Microsoft has patched 74 holes in its software as part of the company’s Patch Tuesday upgrades for August 2023, a decrease from the 132 vulnerabilities repaired last month.
This includes six Critical and 67 Important security flaws. Two defense-in-depth patches for Microsoft Office (ADV230003) and the Memory Integrity System Readiness Scan Tool (ADV230004) were also published by the software giant.
In addition, Microsoft has corrected 31 bugs in its Chromium-based Edge browser since last month’s Patch Tuesday edition, as well as one side-channel flaw affecting certain AMD processor types (CVE-2023-20569 or Inception).
ADV230003 refers to a previously reported security flaw known as CVE-2023-36884, a remote code execution vulnerability in Office and Windows HTML that has been actively exploited by the Russia-linked RomCom threat actor in attacks against Ukraine as well as pro-Ukraine targets in Eastern Europe and North America.
According to Microsoft, installing the new version “stops the attack chain” that led to the remote code execution flaw.
The other defense-in-depth update for the Memory Integrity System Readiness scan tool, which is used to check for memory integrity (aka hypervisor-protected code integrity or HVCI) compatibility issues, addresses a publicly known bug in which the “original version was published without an RSRC section, which contains resource information for a module.”

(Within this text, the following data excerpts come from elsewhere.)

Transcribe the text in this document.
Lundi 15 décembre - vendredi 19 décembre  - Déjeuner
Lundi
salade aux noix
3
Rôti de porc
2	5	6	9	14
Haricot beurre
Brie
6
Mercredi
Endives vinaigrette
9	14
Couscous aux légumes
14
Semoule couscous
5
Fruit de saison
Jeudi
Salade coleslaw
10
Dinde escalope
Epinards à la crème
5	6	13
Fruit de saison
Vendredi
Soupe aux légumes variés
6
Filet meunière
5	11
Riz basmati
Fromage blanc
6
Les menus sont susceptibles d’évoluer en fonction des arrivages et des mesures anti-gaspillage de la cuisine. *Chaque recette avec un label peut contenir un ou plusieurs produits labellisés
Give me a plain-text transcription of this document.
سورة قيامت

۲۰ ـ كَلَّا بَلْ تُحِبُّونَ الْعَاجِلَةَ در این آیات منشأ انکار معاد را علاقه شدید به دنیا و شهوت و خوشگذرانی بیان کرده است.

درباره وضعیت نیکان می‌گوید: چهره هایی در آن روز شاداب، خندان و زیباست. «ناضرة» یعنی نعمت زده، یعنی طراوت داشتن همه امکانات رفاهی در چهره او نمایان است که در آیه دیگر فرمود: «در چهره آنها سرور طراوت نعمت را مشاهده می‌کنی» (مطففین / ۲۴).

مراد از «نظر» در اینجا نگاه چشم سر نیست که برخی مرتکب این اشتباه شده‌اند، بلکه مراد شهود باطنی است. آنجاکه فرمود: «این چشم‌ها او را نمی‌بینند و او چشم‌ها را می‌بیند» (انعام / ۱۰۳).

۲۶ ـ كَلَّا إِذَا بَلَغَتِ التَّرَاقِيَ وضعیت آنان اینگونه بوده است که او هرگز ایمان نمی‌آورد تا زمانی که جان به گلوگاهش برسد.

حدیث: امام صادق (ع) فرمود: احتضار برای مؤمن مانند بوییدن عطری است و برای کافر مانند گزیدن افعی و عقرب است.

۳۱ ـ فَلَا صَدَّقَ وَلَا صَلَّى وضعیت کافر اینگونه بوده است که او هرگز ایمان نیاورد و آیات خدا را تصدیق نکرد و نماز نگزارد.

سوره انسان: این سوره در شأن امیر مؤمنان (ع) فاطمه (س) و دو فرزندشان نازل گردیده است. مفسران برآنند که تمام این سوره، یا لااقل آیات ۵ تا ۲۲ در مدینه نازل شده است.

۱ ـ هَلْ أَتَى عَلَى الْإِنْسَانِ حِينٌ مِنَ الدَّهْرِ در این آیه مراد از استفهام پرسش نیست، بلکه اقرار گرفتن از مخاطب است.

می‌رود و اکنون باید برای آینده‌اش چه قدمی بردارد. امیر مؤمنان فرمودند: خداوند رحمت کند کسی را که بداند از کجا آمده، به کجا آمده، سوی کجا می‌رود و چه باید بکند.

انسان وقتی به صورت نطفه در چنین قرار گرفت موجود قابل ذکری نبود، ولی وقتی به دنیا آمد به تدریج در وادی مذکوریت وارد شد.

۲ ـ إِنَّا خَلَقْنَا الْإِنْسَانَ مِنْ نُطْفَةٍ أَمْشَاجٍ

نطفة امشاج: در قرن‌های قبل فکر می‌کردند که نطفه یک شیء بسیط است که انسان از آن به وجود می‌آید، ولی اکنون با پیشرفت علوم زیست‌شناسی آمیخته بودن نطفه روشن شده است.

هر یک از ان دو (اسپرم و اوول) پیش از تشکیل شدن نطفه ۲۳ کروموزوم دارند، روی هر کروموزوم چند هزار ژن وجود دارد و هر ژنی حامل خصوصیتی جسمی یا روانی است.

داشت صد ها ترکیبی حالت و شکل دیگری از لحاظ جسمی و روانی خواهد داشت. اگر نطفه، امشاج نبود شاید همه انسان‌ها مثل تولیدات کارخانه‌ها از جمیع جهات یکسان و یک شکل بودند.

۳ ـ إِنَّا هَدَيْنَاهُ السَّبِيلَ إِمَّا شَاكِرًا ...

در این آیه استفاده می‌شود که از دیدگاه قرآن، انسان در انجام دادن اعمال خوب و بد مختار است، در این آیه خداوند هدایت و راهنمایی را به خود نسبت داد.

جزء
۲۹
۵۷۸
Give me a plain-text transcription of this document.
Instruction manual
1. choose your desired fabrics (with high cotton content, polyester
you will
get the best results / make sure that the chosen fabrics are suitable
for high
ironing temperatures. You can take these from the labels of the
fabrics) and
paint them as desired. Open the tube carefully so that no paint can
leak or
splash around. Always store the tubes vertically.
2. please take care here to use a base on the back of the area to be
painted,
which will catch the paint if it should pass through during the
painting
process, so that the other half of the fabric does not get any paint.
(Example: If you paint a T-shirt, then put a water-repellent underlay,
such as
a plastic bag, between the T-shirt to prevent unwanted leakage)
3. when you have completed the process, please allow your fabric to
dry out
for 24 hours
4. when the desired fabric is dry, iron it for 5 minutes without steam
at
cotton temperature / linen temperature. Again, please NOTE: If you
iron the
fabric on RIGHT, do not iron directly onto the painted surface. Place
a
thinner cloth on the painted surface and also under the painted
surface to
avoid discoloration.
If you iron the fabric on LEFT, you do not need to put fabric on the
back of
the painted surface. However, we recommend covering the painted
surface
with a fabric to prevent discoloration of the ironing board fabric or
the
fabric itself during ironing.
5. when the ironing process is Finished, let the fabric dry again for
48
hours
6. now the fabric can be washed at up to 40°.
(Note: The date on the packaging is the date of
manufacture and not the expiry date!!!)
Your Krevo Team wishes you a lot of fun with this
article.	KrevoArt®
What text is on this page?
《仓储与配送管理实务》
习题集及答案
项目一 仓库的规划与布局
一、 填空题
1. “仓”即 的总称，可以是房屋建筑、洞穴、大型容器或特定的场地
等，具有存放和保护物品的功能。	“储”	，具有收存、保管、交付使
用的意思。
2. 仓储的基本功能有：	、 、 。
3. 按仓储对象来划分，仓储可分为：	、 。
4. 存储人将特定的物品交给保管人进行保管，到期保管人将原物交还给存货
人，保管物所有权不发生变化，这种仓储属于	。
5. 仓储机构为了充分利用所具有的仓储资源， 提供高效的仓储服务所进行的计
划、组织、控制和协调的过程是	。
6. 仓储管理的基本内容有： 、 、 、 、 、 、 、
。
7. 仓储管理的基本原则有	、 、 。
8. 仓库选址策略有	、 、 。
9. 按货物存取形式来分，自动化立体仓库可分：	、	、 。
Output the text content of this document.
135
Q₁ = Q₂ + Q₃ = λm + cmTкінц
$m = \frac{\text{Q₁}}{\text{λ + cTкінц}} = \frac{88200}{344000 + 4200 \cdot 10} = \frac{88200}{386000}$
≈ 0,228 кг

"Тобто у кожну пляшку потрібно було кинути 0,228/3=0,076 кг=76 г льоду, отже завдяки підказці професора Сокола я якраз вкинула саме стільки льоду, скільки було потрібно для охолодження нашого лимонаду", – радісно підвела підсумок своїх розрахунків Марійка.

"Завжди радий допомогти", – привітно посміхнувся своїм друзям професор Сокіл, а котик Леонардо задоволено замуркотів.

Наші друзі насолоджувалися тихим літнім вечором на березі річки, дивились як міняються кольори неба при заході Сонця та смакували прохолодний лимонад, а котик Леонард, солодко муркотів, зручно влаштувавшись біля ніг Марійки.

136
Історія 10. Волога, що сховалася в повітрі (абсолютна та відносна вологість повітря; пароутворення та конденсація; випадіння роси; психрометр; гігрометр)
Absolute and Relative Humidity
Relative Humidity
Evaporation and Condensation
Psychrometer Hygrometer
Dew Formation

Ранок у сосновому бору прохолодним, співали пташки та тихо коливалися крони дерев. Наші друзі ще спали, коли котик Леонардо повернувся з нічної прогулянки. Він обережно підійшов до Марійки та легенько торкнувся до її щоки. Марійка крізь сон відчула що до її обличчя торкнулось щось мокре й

Numerous remote code execution flaws in Microsoft Message Queuing (MSMQ) and Microsoft Teams have also been patched, as have a number of spoofing vulnerabilities in Azure Apache Ambari, Azure Apache Hadoop, Azure Apache Hive, Azure Apache Oozie, Azure DevOps Server, Azure HDInsight Jupyter, and.NET Framework.
Furthermore, Redmond has fixed six denial-of-service (DoS) and two information disclosure weaknesses in MSMQ, in addition to a number of other issues uncovered in the same service that might result in remote code execution and DoS.
CVE-2023-35388, CVE-2023-38182 (CVSS scores: 8.0), and CVE-2023-38185 (CVSS scores: 8.8) are three other notable vulnerabilities in Exchange Server, the first two of which have been assigned a “Exploitation More Likely” rating.
“The exploitation of CVE-2023-35388 and CVE-2023-38182 is somewhat limited because an adjacent attack vector and valid exchange credentials are required,” Natalie Silva, lead content engineer at Immersive Labs, explained.
“This means that the attacker must be connected to your internal network and authenticate as a valid Exchange user before exploiting these vulnerabilities.” Anyone who accomplishes this can perform remote code execution via a PowerShell remoting session.”
Microsoft also acknowledged the existence of a proof-of-concept (PoC) exploit for a DoS vulnerability in.NET and Visual Studio (CVE-2023-38180, CVSS score: 7.5), noting that the “code or technique is not functional in all situations and may require substantial modification by a skilled attacker.”
Finally, the update includes patches for five Windows Kernel privilege escalation flaws (CVE-2023-35359, CVE-2023-35380, CVE-2023-35382, CVE-2023-35386, and CVE-2023-38154, CVSS scores: 7.8) that could be weaponized by a threat actor with local access to the target machine to gain SYSTEM privileges.